I read an unsettling article the other day about the Cushing Academy, a prep school for children and young adults, that is eliminating its library of 20,000 books. The headmaster, Dr. James Tracy justified his decision this way: “You know [holding up a book], if I look at this book I am struck by how limited it is. This is pretty bulky. I don’t mean to belittle or disparage it. I love books, and I love the representation of culture that they embody, but, from an information perspective, this is a very, very bulky way to reposit data by today’s standards.” A book is too bulky? Has anyone tried to snuggle into bed with a Kindle?
Instead of books Tracy will provide computers which he has named “Portals of Civilization”. I hope you understand, dear readers, that the information you seek is chosen for you - as in any analog collection. But many of your online sources are chosen by Google and other filters. And if we’re talking books, for example, they have to be copyright free. You'll need to supplement! While it may seem convenient as you sit in front of the laptop eating crackers over the keyboard, nothing beats the serendipity (there’s that word again, MM ;) ) of browsing in the stacks. Here’s an interesting study taken from student discussion groups across the country. Some of their observations about research in the digital age describe how students waste time online not knowing what to look for, yet still sift through articles trying to make them fit their needs, or try to figure out if an article is up to date, or whether something is from a credible source. This article, “Google Book Search: A Disaster for Scholars” ought to give an institution pause before hurling themselves fully into the digital zone without the infrastructure to support the idea. Google makes mistakes, the article tells us, my favorite being a misattribution of the following book, The Mosaic Navigator: The Essential Guide to the Internet Interface, which Google dates 1939 and attributes to Sigmund Freud and Katherine Jones.
In place of the stacks the Cushing Academy spent $42,000 on 3 flat screen tvs that will project data from the internet. The reference desk was removed to make way for a $12,000 cappuccino machine. When I was 13, I did not drink coffee, and the last place I wanted to hang out socially was in school. But school and city libraries were always an escape, a place to explore books in peace. They are the most comforting places in the world to me, libraries, full of possibility, imagination, offering answers to all my questions, or raising questions, which is even better. In a time when most of us are tethered to our computers and gadgets, the physical sensation of turning a well-worn page offers a form of respite that cannot be replaced. There's also plenty to admire in the physical, like the well-worn publisher's binding of something other than a mass market paperback. As a friend's shrink used to say, I think what we're looking for here is a balance. The Cushing Library states that few of their books were checked out. I think it's up to the Cushing Library to make their library truly relevant to their students.

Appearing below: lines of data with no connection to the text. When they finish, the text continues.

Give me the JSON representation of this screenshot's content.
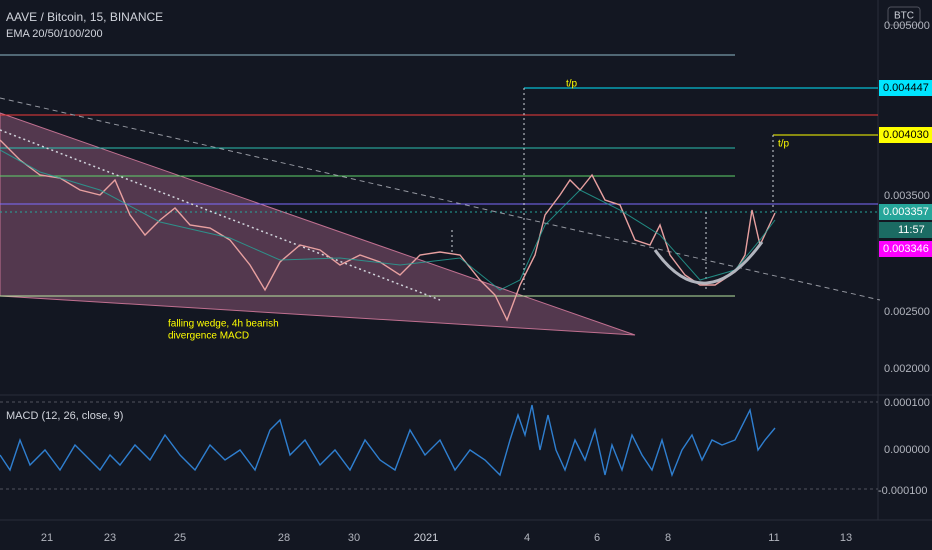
{
  "header": {
    "symbol": "AAVE / Bitcoin, 15, BINANCE",
    "indicator": "EMA 20/50/100/200",
    "currency": "BTC"
  },
  "price_axis": {
    "labels": [
      "0.005000",
      "0.003500",
      "0.002500",
      "0.002000"
    ]
  },
  "price_tags": [
    {
      "label": "0.004447",
      "color": "#00e5ff"
    },
    {
      "label": "0.004030",
      "color": "#ffff00"
    },
    {
      "label": "0.003357",
      "color": "#26a69a"
    },
    {
      "label": "11:57",
      "color": "#1b6b63"
    },
    {
      "label": "0.003346",
      "color": "#ff00ff"
    }
  ],
  "annotations": {
    "tp_1": "t/p",
    "tp_2": "t/p",
    "wedge_1": "falling wedge, 4h bearish",
    "wedge_2": "divergence MACD"
  },
  "macd": {
    "title": "MACD (12, 26, close, 9)",
    "labels": [
      "0.000100",
      "0.000000",
      "-0.000100"
    ]
  },
  "time_axis": {
    "labels": [
      "21",
      "23",
      "25",
      "28",
      "30",
      "2021",
      "4",
      "6",
      "8",
      "11",
      "13"
    ]
  }
}
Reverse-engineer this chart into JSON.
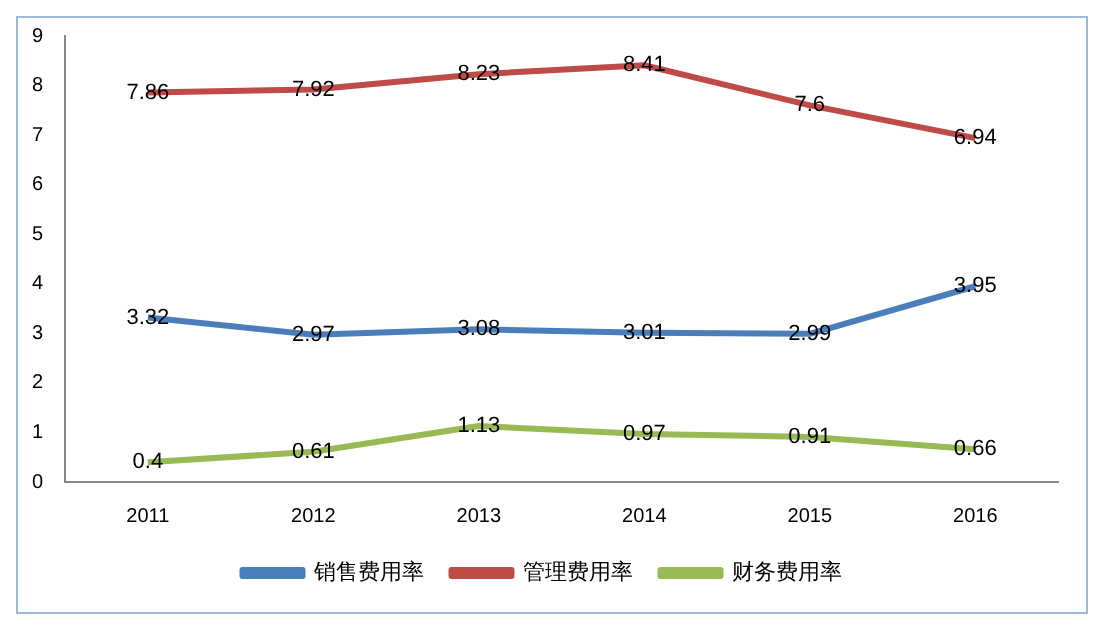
{
  "chart_data": {
    "type": "line",
    "categories": [
      "2011",
      "2012",
      "2013",
      "2014",
      "2015",
      "2016"
    ],
    "series": [
      {
        "name": "销售费用率",
        "color": "#4a7ebb",
        "values": [
          3.32,
          2.97,
          3.08,
          3.01,
          2.99,
          3.95
        ]
      },
      {
        "name": "管理费用率",
        "color": "#be4b48",
        "values": [
          7.86,
          7.92,
          8.23,
          8.41,
          7.6,
          6.94
        ]
      },
      {
        "name": "财务费用率",
        "color": "#98b954",
        "values": [
          0.4,
          0.61,
          1.13,
          0.97,
          0.91,
          0.66
        ]
      }
    ],
    "ylim": [
      0,
      9
    ],
    "yticks": [
      0,
      1,
      2,
      3,
      4,
      5,
      6,
      7,
      8,
      9
    ],
    "grid": false,
    "legend": "bottom",
    "marker": "none",
    "line_style": "solid",
    "data_labels": true
  }
}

As for online resources, I know Teen Second Life has got some wonderful projects that would put Dr. Tracy in a happy technological flutter. And, for you older folks, our Second Life libraries can be great…just visit the Alliance Library blog for access to a variety of in-world collections. I look forward to how online collections will develop. A really fine afternoon can be spent at the R.F. Burton Library in New Babbage (shown in the photo above). Click on the stacks and you’ll have immediate access to a wide of subjects (online books from credible sources!) having to do with Steampunk and Victorian history and literature, domestic science, and spiritualism. I’m particularly proud to be a member of the Caledon Libraries, who set the bar for sharing access to library collections.
There are so many different ways to uncover information and become literate, and you students of life and students of schools have to know how to find stuff in a myriad of ways. But remember, as my friend Matthew says, no one beats the book’s terms of service.